Question 2: Regarding the fuel type variable, the value “d” represents diesel, “p” represents premium (petrol) and “r” represents regular (petrol). Do you think there is an effect of fuel type on how many miles a vehicle can run on average per gallon of fuel?

ggplot(data = mpg, mapping = aes(x = fl, y = hwy)) + 
  stat_boxplot(geom = "errorbar", width = 0.5) +
  geom_boxplot() 

Yes, fuel type appears to affect fuel efficiency. Vehicles using diesel (d) generally have higher highway miles per gallon than those using regular (r) or premium (p) gasoline.

Question 3: Do you think there is a difference in fuel economy for vehicles made in 1999 and 2008? (When plotting with “year” variable, use as.factor(year) to convert it to categorical variables. This will be explained in future classes.)

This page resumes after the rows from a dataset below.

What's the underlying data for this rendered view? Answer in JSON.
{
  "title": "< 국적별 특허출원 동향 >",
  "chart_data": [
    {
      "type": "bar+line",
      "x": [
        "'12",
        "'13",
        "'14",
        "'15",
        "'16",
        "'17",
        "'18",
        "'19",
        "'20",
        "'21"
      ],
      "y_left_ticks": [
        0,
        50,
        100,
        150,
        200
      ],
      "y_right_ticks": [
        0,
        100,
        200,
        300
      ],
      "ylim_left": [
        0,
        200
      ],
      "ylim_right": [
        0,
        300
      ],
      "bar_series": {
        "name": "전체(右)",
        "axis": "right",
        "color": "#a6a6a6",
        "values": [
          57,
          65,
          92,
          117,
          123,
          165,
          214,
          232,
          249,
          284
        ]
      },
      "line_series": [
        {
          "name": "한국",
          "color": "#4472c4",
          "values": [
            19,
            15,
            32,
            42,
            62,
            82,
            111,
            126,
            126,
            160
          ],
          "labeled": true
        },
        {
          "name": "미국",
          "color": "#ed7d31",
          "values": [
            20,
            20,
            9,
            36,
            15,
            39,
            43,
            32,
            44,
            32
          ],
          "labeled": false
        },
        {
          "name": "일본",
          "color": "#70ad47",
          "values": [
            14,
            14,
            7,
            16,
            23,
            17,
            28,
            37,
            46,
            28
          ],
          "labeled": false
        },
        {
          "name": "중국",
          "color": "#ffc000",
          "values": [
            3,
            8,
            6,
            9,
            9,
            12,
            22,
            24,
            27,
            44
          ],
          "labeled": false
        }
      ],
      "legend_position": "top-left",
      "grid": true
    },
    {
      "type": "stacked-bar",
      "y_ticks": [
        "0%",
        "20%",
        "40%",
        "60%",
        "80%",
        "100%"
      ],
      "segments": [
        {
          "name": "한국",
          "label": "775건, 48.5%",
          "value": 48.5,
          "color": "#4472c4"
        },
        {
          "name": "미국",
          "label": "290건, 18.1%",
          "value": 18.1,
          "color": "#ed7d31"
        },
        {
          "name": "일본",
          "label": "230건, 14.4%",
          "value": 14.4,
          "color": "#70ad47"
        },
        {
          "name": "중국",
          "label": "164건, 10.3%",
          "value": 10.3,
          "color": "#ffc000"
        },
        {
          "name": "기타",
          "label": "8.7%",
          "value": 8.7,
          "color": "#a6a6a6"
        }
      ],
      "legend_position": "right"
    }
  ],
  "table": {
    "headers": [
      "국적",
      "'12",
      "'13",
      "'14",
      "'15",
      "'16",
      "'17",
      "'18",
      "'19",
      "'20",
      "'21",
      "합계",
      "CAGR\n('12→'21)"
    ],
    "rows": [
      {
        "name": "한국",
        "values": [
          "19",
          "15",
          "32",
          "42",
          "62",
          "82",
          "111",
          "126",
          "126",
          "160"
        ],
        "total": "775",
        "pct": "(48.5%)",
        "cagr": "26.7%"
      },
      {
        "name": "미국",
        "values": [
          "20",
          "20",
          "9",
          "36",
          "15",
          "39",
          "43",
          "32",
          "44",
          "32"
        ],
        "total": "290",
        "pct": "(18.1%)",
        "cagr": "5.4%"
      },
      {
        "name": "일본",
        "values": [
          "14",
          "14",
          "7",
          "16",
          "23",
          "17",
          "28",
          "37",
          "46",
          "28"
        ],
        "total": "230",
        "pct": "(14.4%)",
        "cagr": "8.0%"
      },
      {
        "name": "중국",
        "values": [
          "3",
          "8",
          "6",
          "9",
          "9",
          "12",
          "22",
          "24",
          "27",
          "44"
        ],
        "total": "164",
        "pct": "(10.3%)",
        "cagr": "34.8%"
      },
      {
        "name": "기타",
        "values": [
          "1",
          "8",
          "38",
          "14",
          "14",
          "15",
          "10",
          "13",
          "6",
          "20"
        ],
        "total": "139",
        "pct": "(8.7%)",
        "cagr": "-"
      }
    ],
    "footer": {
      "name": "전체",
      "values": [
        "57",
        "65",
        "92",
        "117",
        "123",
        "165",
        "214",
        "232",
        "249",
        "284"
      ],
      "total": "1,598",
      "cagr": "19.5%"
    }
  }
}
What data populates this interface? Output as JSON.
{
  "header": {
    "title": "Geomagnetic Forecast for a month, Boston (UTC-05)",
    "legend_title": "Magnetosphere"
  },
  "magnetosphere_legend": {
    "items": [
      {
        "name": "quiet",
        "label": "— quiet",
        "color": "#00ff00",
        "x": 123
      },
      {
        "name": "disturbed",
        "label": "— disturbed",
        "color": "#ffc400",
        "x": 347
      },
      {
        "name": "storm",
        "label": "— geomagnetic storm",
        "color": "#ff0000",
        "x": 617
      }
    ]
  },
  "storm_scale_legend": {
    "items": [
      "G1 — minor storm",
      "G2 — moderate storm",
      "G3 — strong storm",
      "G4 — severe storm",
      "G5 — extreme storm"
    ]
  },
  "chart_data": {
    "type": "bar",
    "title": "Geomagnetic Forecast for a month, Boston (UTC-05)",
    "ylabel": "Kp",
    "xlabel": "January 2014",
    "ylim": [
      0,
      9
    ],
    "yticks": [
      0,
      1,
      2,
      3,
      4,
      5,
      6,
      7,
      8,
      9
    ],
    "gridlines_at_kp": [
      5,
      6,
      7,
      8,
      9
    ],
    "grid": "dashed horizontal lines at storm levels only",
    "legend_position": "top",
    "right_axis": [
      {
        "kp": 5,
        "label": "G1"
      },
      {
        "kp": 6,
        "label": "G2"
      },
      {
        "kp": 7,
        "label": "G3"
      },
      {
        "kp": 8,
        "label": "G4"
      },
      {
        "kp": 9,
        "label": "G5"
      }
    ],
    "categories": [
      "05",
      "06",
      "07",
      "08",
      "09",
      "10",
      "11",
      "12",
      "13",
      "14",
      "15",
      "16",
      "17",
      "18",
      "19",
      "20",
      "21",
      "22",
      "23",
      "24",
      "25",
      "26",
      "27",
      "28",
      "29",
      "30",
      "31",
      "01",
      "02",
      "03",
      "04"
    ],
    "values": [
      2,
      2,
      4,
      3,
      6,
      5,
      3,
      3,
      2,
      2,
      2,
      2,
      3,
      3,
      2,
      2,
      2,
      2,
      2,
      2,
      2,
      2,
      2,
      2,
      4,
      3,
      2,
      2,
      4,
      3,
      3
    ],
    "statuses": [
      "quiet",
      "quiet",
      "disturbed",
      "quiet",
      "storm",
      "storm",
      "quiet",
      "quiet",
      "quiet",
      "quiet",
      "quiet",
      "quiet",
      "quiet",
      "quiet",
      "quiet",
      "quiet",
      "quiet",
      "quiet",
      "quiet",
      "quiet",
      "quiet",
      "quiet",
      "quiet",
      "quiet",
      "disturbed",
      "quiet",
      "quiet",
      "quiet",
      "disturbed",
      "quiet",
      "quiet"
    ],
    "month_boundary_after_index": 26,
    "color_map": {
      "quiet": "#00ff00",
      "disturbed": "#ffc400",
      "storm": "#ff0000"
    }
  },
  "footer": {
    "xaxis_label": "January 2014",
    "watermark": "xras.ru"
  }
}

ggplot(data = mpg, mapping = aes(x = as.factor(year), y = hwy)) +
  stat_boxplot(geom = "errorbar", width = 0.5) +
  geom_boxplot()

Based on the boxplot, there is no significant difference in fuel economy for vehicles made in 1999 and 2008 because their medians are nearly identical and their data distributions overlap substantially.

Question 4: What happens if you make a scatter plot of class vs drv? Do you think this plot is useful or not?

ggplot(data = mpg, mapping = aes(x = class, y = drv)) +
  geom_point()

The scatter plot of class versus drv is not very useful. Both variables are categorical, so the points overlap heavily and the plot does not show any clear or meaningful relationship.